2005 Annual Scientific Meeting - CLICK FOR PROGRAMME

Chronobiology and PK/PD modelling in anaesthesia

 Björn Lemmer

Institute of Pharmacology & Toxicology, Ruprecht-Karls-University of Heidelberg

e-mail: bjoern.lemmer@urz.uni-heidelberg.de

Chronobiological Background

Circadian rhythms have been documented throughout the plant and animal kingdom at every level of eukariotic organization. Circadian rhythms by definition are endogenous in nature, driven by oscillators or clocks, and persist under free-running conditions. In various species (Drosophila melongaster, Neurospora, Mouse, Golden hamster) the genes control­ling circadian rhythms have been identi­fied (genes: per, frq, clock, tau). Recently, clock genes were identified even in human tissues such as the skin and the mucosa. In general, the endogenous clock in man does not exactly runs at a frequency of 24 hours but some­what slower. Environmental time cues or Zeitgebers entrain the circadian rhythm to a precise 24-hour period. Most important to note that endogenous biological rhythms are anticipatory in nature! Thus, rhythmicity inherent to all living systems, allows them to adapt more easily and to better survive under changing environmental conditions during the 24 hours of a day as well as during varying conditions of the changing seasons.

Chronokinetics - Chronodynamics

It is still a common paradigm in clinical pharmacology that pharmacokinetic parameters as well as drug effects are considered not to be influenced by the time of day of drug administration. However, it is now well established that nearly all functions of the body, including those influencing pharmacokinetic parameters, display significant daily variations. In man the organization in time can also be seen in certain states of disease in which the onset and symptoms do not occur at random within 24 hours of a day, e.g. asthma attacks, coronary infarction, angina pectoris, rheumatic symptoms and pain in osteoarthritis, post operation and tooth pain.

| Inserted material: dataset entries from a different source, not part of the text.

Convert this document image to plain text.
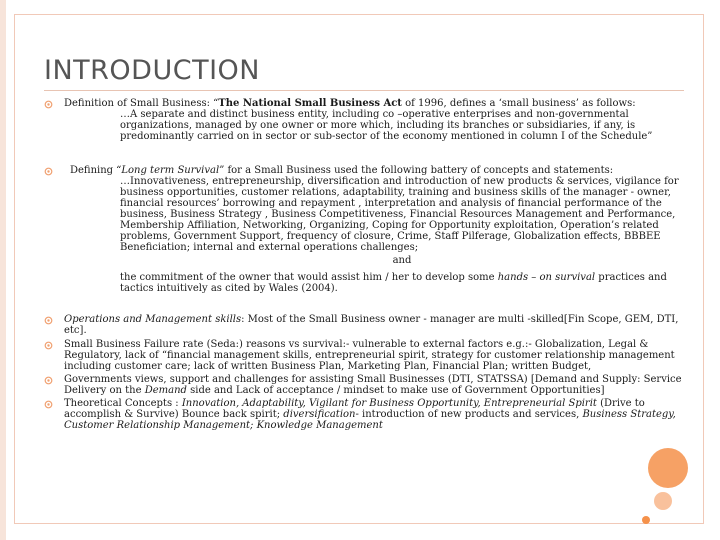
INTRODUCTION
Definition of Small Business: “The National Small Business Act of 1996, defines a ‘small business’ as follows:
…A separate and distinct business entity, including co –operative enterprises and non-governmental organizations, managed by one owner or more which, including its branches or subsidiaries, if any, is predominantly carried on in sector or sub-sector of the economy mentioned in column I of the Schedule”
Defining “Long term Survival” for a Small Business used the following battery of concepts and statements:
…Innovativeness, entrepreneurship, diversification and introduction of new products & services, vigilance for business opportunities, customer relations, adaptability, training and business skills of the manager - owner, financial resources’ borrowing and repayment , interpretation and analysis of financial performance of the business, Business Strategy , Business Competitiveness, Financial Resources Management and Performance, Membership Affiliation, Networking, Organizing, Coping for Opportunity exploitation, Operation’s related problems, Government Support, frequency of closure, Crime, Staff Pilferage, Globalization effects, BBBEE Beneficiation; internal and external operations challenges;
and
the commitment of the owner that would assist him / her to develop some hands – on survival practices and tactics intuitively as cited by Wales (2004).
Operations and Management skills: Most of the Small Business owner - manager are multi -skilled[Fin Scope, GEM, DTI, etc].
Small Business Failure rate (Seda:) reasons vs survival:- vulnerable to external factors e.g.:- Globalization, Legal & Regulatory, lack of “financial management skills, entrepreneurial spirit, strategy for customer relationship management including customer care; lack of written Business Plan, Marketing Plan, Financial Plan; written Budget,
Governments views, support and challenges for assisting Small Businesses (DTI, STATSSA) [Demand and Supply: Service Delivery on the Demand side and Lack of acceptance / mindset to make use of Government Opportunities]
Theoretical Concepts : Innovation, Adaptability, Vigilant for Business Opportunity, Entrepreneurial Spirit (Drive to accomplish & Survive) Bounce back spirit; diversification- introduction of new products and services, Business Strategy, Customer Relationship Management; Knowledge Management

There are data in experimental animals and in man demonstrating that drugs of different classes used for pain treatment – local anesthetics, NSAIDs, opioids, and placebo – cannot only display significant variations in their pharmacokinetis but also in the analgesic effects. In rodents, even the concentrations of endogenous opioids such as endorphins and enkephalins, were shown to be rhythmic.

Conclusions

Over the last years numerous clinical studies in various diseases including perception and treatment of pains have demonstrated that the pharmacokinetics and/or the effects of drugs can greatly depend on the time of day/circadian dosing time leading to a circadian phase-dependency in the dose response relationship. This can result in a dissociation between a drug's pharmacokinetic and pharmacodynamic profiles, PK/PD-modelling has to take into account this circadian phase dependency. Thus, not only must the right amount of the right substance be at the right place, but also this must occur at the right time.

References

1.       Lemmer, B., & Bruguerolle, B. (1994). Chronopharmacokinetics - are they clinically relevant? Clin Pharmacokinet 26, 419-427.

2.       Redfern, & B. Lemmer (Eds) (1997). Handbook of Experimental Pharmacology Vol 125 "Physiology and Pharmacology of Biological Rhythms". Heidelberg, New York: Springer.

3.       Lemmer, B. (2005). Chronopharmacology and controlled drug release. Exp Opin Drug Deliv 2, 667-681.